Yeah, people who are raised a certain way are mostly going to believe what they’ve been raised to believe. That doesn’t mean they can’t change their mind or that their beliefs aren’t going to shift a bit to accommodate life around them. They’re going to have different habits to their neighbors – maybe small things that don’t mean anything much, but different nonetheless.
It’s the little differences that make it hard to truly fit into a new society. When the differences are big and obvious, you know you have to change to deal with them. It’s the little things that trip you – and by extension, your stranger in a strange land character – all the time. Things like, despite the Australia I grew up in and the USA I moved to having a heck of a lot of similarities, never knowing for sure which side of a hallway to walk in.
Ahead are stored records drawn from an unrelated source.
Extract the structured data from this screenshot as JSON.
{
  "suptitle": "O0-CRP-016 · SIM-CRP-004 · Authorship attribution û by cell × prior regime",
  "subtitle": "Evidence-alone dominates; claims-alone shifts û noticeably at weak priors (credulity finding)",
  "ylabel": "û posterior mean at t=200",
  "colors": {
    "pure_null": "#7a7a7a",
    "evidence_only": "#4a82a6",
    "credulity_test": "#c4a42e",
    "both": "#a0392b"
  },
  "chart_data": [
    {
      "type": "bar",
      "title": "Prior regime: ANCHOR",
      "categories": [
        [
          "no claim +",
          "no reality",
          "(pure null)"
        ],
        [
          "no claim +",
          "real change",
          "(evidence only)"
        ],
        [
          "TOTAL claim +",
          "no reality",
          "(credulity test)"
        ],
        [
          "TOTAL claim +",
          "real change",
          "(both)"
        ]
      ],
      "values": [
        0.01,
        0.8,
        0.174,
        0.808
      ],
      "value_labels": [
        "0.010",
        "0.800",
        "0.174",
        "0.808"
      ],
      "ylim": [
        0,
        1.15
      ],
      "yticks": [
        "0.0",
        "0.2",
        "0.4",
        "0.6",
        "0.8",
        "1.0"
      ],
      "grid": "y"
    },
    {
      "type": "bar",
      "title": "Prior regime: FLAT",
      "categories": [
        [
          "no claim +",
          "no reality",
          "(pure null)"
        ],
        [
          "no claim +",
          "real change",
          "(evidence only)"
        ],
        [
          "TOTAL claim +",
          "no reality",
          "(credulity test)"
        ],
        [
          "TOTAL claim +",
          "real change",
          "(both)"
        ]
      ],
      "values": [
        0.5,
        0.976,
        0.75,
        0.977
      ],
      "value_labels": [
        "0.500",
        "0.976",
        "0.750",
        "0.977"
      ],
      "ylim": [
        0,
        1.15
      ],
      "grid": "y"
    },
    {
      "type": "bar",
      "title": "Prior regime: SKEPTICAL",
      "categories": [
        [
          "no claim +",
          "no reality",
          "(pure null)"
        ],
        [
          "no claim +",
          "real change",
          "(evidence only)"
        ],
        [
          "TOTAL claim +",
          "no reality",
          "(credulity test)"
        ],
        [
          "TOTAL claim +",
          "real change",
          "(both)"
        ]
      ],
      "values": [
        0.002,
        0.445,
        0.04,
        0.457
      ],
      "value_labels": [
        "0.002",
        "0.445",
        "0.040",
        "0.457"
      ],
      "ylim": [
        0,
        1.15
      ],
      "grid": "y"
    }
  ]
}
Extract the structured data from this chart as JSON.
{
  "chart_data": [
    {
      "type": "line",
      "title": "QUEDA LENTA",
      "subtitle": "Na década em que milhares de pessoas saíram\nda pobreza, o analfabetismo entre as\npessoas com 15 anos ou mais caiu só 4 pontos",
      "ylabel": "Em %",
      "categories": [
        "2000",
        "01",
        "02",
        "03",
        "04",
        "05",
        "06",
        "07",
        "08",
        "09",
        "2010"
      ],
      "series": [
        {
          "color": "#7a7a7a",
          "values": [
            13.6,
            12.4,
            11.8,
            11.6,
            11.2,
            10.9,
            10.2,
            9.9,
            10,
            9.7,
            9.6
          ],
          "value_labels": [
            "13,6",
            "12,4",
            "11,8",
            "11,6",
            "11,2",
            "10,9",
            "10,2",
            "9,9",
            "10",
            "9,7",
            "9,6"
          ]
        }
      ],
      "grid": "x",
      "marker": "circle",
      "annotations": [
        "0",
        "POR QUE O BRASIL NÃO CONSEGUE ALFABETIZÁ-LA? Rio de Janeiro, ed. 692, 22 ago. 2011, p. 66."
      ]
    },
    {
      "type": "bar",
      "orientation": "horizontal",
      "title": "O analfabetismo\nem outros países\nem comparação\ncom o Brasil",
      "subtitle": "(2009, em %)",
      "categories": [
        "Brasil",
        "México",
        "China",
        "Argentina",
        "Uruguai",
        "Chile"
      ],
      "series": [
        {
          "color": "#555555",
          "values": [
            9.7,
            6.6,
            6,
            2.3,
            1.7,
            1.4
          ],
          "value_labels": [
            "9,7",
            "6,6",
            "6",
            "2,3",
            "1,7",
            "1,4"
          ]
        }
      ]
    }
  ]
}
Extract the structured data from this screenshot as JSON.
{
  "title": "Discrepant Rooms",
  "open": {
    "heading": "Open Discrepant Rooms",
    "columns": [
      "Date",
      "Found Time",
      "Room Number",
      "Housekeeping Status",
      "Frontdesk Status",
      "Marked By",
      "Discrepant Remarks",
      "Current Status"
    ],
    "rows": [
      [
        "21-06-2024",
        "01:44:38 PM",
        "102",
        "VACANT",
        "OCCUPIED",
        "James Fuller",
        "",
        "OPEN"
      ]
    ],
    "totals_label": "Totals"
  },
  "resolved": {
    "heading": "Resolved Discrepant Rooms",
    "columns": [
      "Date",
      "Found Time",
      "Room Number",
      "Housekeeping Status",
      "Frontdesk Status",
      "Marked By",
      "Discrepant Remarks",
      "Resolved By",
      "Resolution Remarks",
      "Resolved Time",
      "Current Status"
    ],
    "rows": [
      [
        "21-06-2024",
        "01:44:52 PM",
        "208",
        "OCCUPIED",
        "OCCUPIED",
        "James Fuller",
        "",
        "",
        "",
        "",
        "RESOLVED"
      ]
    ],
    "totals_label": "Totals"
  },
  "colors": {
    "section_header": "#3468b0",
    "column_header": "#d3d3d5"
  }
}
That one is – I think – happening because the US and Oz drive on different sides of the road. So people tend to walk on the same side of the hallways that they drive on. Enter a sleep-deprived Kate who switches erratically depending on which set of instincts and memories are running at the time, and watch the chaos. It happens in grocery stores, too. We won’t even go into the frantic head-turning that happens at intersections. I only hope this most simple of differences will eventually sort itself out in my muscle learning so I stop running into people in the corridors at work.
Yes, this is something that can be used in fiction. Along with little things like the closest equivalent to comfort foods not tasting quite right because the ingredients are different. Or not being able to get something that your character regards as a staple, only it’s exotic here.
It’s all cultural – all the rituals and feelings that grow up around certain foods, the side of the road you drive or walk on, whether you give the date with the month first or the day first… And all of those things help add richness to your culture as your character interacts with them and trips over them.
All of which is much more satisfying to read than a culture where everything’s been homogenized into cheese.